In order to resist the tide of "Progress", the effort required to overturn the rainbow lanyard silliness would have to be repeated thousands of times a day by millions of people across the country - because progressivists never rest, and, unlike conservatives, they are never, ever, satisfied. That's because their sense of meaning, of self-worth, depends on changing how things are. Changing things, "making a difference", makes them feel tremendously good about themselves. In fact, it makes them feel so good about themselves, they become addicted to messing us around in the name of social justice. When conservatives lose a battle, they tend to quit the field, shrug, and say "Oh, well - can't win 'em all!" When progressivists lose a battle, they turn into crack addicts denied a fix: they instantly regroup, choose a new or related issue or pet victim group to champion, and try to implement some other incredibly daft left-field scheme. While conservatives are barely half-way through their second celebratory gin-and-tonic following the last battle, and looking forward to returning to their normal lives, the progressivist army is already attacking on yet another front. As often as not, it's a front of whose existence conservatives were formerly unaware.

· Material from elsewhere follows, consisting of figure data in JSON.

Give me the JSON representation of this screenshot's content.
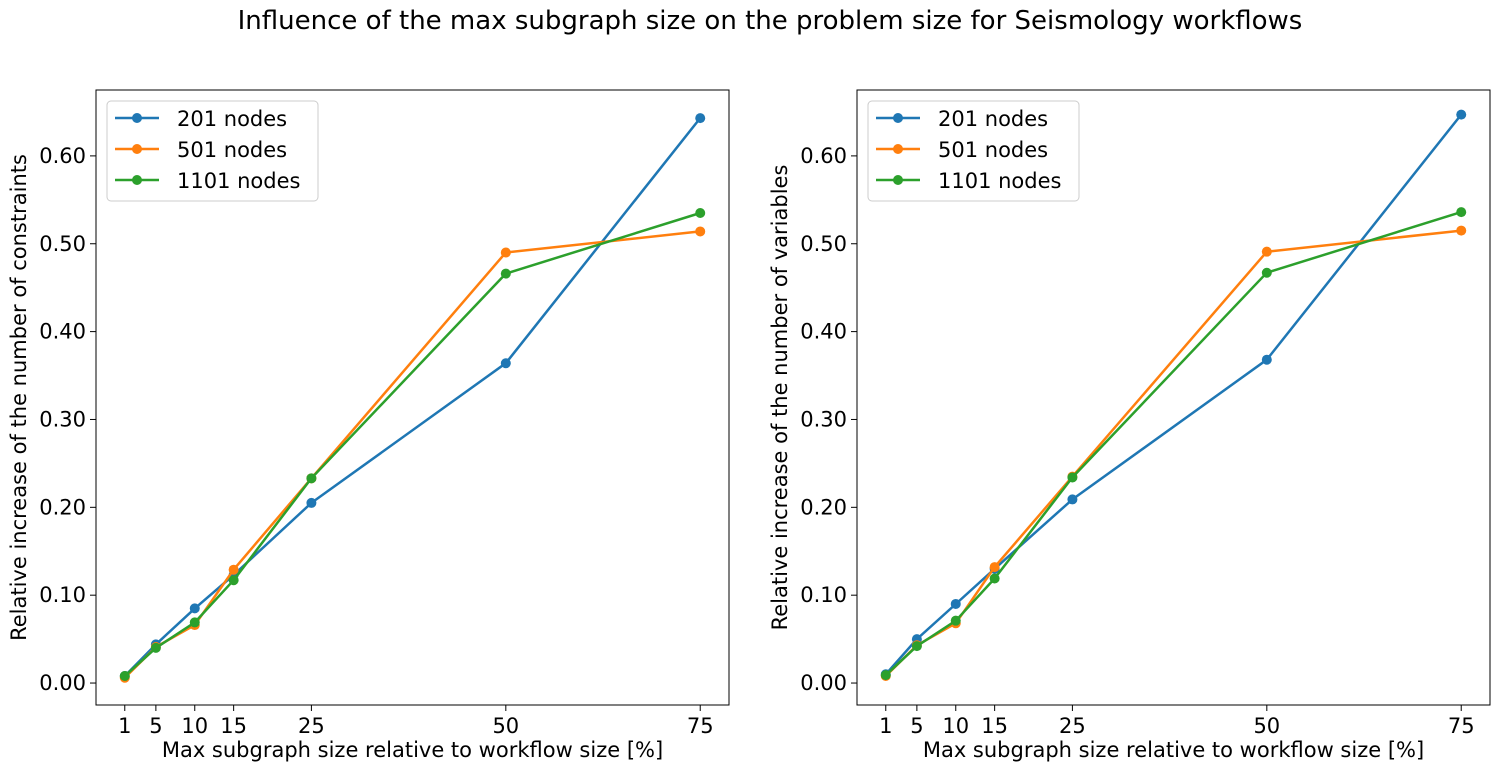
{
  "figure": {
    "title": "Influence of the max subgraph size on the problem size for Seismology workflows"
  },
  "colors": {
    "series": [
      "#1f77b4",
      "#ff7f0e",
      "#2ca02c"
    ]
  },
  "chart_data": [
    {
      "type": "line",
      "xlabel": "Max subgraph size relative to workflow size [%]",
      "ylabel": "Relative increase of the number of constraints",
      "x": [
        1,
        5,
        10,
        15,
        25,
        50,
        75
      ],
      "x_ticks": [
        "1",
        "5",
        "10",
        "15",
        "25",
        "50",
        "75"
      ],
      "xlim": [
        -2.7,
        78.7
      ],
      "ylim": [
        -0.025,
        0.675
      ],
      "y_ticks": [
        "0.00",
        "0.10",
        "0.20",
        "0.30",
        "0.40",
        "0.50",
        "0.60"
      ],
      "legend_position": "top-left",
      "grid": false,
      "series": [
        {
          "name": "201 nodes",
          "values": [
            0.008,
            0.044,
            0.085,
            0.123,
            0.205,
            0.364,
            0.643
          ]
        },
        {
          "name": "501 nodes",
          "values": [
            0.006,
            0.041,
            0.066,
            0.129,
            0.233,
            0.49,
            0.514
          ]
        },
        {
          "name": "1101 nodes",
          "values": [
            0.008,
            0.04,
            0.069,
            0.117,
            0.233,
            0.466,
            0.535
          ]
        }
      ]
    },
    {
      "type": "line",
      "xlabel": "Max subgraph size relative to workflow size [%]",
      "ylabel": "Relative increase of the number of variables",
      "x": [
        1,
        5,
        10,
        15,
        25,
        50,
        75
      ],
      "x_ticks": [
        "1",
        "5",
        "10",
        "15",
        "25",
        "50",
        "75"
      ],
      "xlim": [
        -2.7,
        78.7
      ],
      "ylim": [
        -0.025,
        0.675
      ],
      "y_ticks": [
        "0.00",
        "0.10",
        "0.20",
        "0.30",
        "0.40",
        "0.50",
        "0.60"
      ],
      "legend_position": "top-left",
      "grid": false,
      "series": [
        {
          "name": "201 nodes",
          "values": [
            0.01,
            0.05,
            0.09,
            0.13,
            0.209,
            0.368,
            0.647
          ]
        },
        {
          "name": "501 nodes",
          "values": [
            0.008,
            0.043,
            0.068,
            0.132,
            0.235,
            0.491,
            0.515
          ]
        },
        {
          "name": "1101 nodes",
          "values": [
            0.009,
            0.042,
            0.071,
            0.119,
            0.234,
            0.467,
            0.536
          ]
        }
      ]
    }
  ]
}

For all I know, Dame Helen is already planning to make all Trust volunteers wear pink tutus or T-shirts bearing the image of Jean-Claude Juncker - or niqabs. Maybe she'll insist that all volunteers must be black, or under 25, or homeless, or disabled. With any luck her "work" at the Trust is done, and she's already  dreaming up ways to make Balliol more vibrant, more inclusive, less cisgender, less academically judgmental, and more relevant to a socially just, compassionate, multicultural 21st Century Britain. Whatever she comes up with, it'll catch conservatives entirely by surprise, and resisting it will require a whole heap of effort. Progressivism doesn't advance by persuasion or consent - it wins by relentlessly wearing down its opponents, who, on the whole, would much rather be doing something else.